Pour mettre en place cette nouvelle stratégie, il faut autant que faire se peut s’appuyer sur l’offre de services de son groupement, qui peut aussi être mis à contribution pour faire entrer l’officine dans l’ère de la digitalisation. « Quand vous êtes limité par la taille de la surface de vente, une borne ou une tablette tactile qui référence l’ensemble des catalogues en MAD, vétérinaire ou médecine alternative, comme c’est le cas chez nous, permet de repousser les murs de la pharmacie, assure Lucien Bennatan qui rappelle également : la digitalisation, c’est aussi l’opportunité de proposer une application dédiée au suivi de la santé des patients, des services de livraison ou des newsletters qui permettront de maintenir le lien avec les patients en dehors des murs de l’officine. »
LE CAS DU MOIS
Cela fait maintenant plusieurs années que votre C.A décline et que les clients-patients sont de moins en moins nombreux à franchir les portes de votre pharmacie. A la tête d’une petite officine, vous avez de plus en plus de mal à exister face à la concurrence de la grande pharmacie ou du discounter installé à proximité, et votre dépendance aux médicaments remboursés vous fragilise encore plus. Comme vous n’avez, en plus, aucune possibilité de regroupement ou de transfert, vous ne pouvez compter que sur vos propres ressources pour inverser une tendance qui menace la pérennité de votre activité. Nous avons donc demandé à des experts de nous dévoiler la stratégie à déployer pour optimiser le potentiel d’une petite officine…
LES EXPERTS
Lucien Bennatan
PRÉSIDENT DE PHR
Aurélie Paquier
DIRECTRICE GÉNÉRALE DE VU MERCHANDISING
Georges Duarte
CO-FONDATEUR D’ANTON & WILLEM
TÉMOIGNAGE« La situation s’est stabilisée… »
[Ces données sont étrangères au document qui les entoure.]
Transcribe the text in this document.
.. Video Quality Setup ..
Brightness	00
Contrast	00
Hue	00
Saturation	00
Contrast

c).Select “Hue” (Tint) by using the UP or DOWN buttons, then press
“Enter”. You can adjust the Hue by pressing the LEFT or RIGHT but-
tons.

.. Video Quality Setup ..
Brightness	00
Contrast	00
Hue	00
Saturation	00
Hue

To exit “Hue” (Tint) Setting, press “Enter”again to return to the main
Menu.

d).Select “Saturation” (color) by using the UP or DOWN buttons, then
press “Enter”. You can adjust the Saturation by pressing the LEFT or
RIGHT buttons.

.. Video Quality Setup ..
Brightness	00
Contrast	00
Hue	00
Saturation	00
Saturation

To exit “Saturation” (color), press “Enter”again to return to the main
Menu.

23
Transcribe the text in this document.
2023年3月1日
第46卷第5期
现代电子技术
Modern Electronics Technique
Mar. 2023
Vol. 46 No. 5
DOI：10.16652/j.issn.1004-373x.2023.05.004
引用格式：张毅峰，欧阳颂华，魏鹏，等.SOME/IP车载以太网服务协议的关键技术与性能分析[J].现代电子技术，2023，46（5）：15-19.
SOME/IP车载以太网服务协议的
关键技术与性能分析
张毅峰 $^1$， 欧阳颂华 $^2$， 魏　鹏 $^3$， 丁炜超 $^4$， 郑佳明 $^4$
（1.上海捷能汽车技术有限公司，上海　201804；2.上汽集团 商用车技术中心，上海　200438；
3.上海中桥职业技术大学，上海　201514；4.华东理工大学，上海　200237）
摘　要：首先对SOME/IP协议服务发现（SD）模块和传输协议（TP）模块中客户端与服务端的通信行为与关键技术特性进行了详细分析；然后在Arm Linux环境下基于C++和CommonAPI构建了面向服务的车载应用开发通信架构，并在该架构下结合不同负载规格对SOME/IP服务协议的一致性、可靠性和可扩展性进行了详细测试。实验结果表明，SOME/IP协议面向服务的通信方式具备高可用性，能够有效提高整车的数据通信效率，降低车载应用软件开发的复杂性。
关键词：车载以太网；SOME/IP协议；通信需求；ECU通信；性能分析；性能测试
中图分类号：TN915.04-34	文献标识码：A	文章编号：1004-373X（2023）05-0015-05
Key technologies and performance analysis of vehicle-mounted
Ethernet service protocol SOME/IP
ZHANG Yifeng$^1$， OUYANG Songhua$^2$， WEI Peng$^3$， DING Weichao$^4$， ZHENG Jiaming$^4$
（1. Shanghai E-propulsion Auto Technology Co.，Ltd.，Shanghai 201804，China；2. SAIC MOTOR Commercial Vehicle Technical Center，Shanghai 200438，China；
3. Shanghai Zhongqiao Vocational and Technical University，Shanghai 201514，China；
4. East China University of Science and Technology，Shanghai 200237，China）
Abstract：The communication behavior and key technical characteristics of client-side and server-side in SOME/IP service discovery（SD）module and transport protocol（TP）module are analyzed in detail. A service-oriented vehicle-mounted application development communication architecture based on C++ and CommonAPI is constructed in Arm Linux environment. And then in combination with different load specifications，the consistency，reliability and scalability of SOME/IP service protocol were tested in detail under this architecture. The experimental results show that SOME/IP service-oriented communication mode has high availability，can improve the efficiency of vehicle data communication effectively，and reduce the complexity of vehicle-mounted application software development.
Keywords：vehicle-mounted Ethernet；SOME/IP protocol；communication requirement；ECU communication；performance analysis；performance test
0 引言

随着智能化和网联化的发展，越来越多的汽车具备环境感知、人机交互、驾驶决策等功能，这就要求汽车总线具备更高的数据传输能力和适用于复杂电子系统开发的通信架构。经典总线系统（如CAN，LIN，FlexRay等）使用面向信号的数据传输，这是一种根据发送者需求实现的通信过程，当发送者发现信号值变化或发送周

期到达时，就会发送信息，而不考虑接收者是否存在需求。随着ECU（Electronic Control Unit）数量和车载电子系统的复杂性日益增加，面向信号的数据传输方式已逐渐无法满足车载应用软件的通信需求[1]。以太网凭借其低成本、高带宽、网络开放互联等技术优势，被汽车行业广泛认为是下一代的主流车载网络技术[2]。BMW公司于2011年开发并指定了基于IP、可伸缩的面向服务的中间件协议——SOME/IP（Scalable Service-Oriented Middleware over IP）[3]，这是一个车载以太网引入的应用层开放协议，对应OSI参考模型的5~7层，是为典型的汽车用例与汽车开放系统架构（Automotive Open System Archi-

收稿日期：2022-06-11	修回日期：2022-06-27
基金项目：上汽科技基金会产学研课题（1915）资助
Annie Lhoest Titulaire à Bourlon (62)
Titulaire depuis 2007 d’une officine de 60 m2 à Bourlon, une commune rurale de moins de 1 500 habitants située à une dizaine de minutes de Cambrai, dans le Pas-de-Calais, Annie Lhoest a vu son C.A décliner inexorablement. En 2011, elle décide d’investir dans des travaux pour augmenter sa visibilité, et rejoint le groupement DPGS qui lui assure à moindre coût la gestion du tiers-payant et lui donne accès à de meilleures conditions d’achats. « J’ai aussi fait appel à une société de merchandising, pour adopter un positionnement qui collait à ma vision de l’officine », ajoute la titulaire qui se lance alors à fond dans le conseil et l’accompagnement des patients. Annie Lhoest se spécialise également dans l’orthopédie, en formant son équipe et en aménageant une salle d’essayage de 10 m2 où sont exposés les produits des deux gammes qu’elle référence : Thuasne et Donjoy. Au fil des années, elle développe aussi une expertise en aromathérapie, qui végète dans un premier temps. « Ce n’est que depuis deux ou trois ans, lorsque nous avons commencé à travailler avec Pranarôm, que ce segment a commencé à décoller, car cette gamme technique nous a permis de nous concentrer sur le conseil. » Dans son espace parapharmacie, elle a restreint son offre à la gamme dermato de La Roche-Posay et à celle du laboratoire Skinclever, repris récemment par Innoventis Pharma, pour la cosmétique. « Sur les conseils de mon merchandiser, je propose aussi une gamme de produits plus techniques au nom de ma pharmacie afin de me différencier. » Une stratégie qui lui a permis de ralentir la chute de son C.A. « Depuis deux ans, la situation s’est stabilisée et l’activité est même repartie légèrement à la hausse depuis une dizaine de mois. Mais, cette embellie est essentiellement dûe au départ de médecins installés dans les communes environnantes, qui a entraîné une augmentation des flux chez les deux généralistes installés dans ma commune », reconnaît la titulaire.
↑ AH OUI !
Grâce à une stratégie d’hyper spécialisation, les pharmacies Anton & Willem voient la part du médicament tomber de 85, à 60 ou 50 % au bout d’un an, avec une marge sur les médecines naturelles qui oscille entre 42 et 45 %.
↓ OH NON !
Ne négligez pas la signalétique. Même petite, une officine ne doit pas s’affranchir d’identifier clairement ses différents espaces.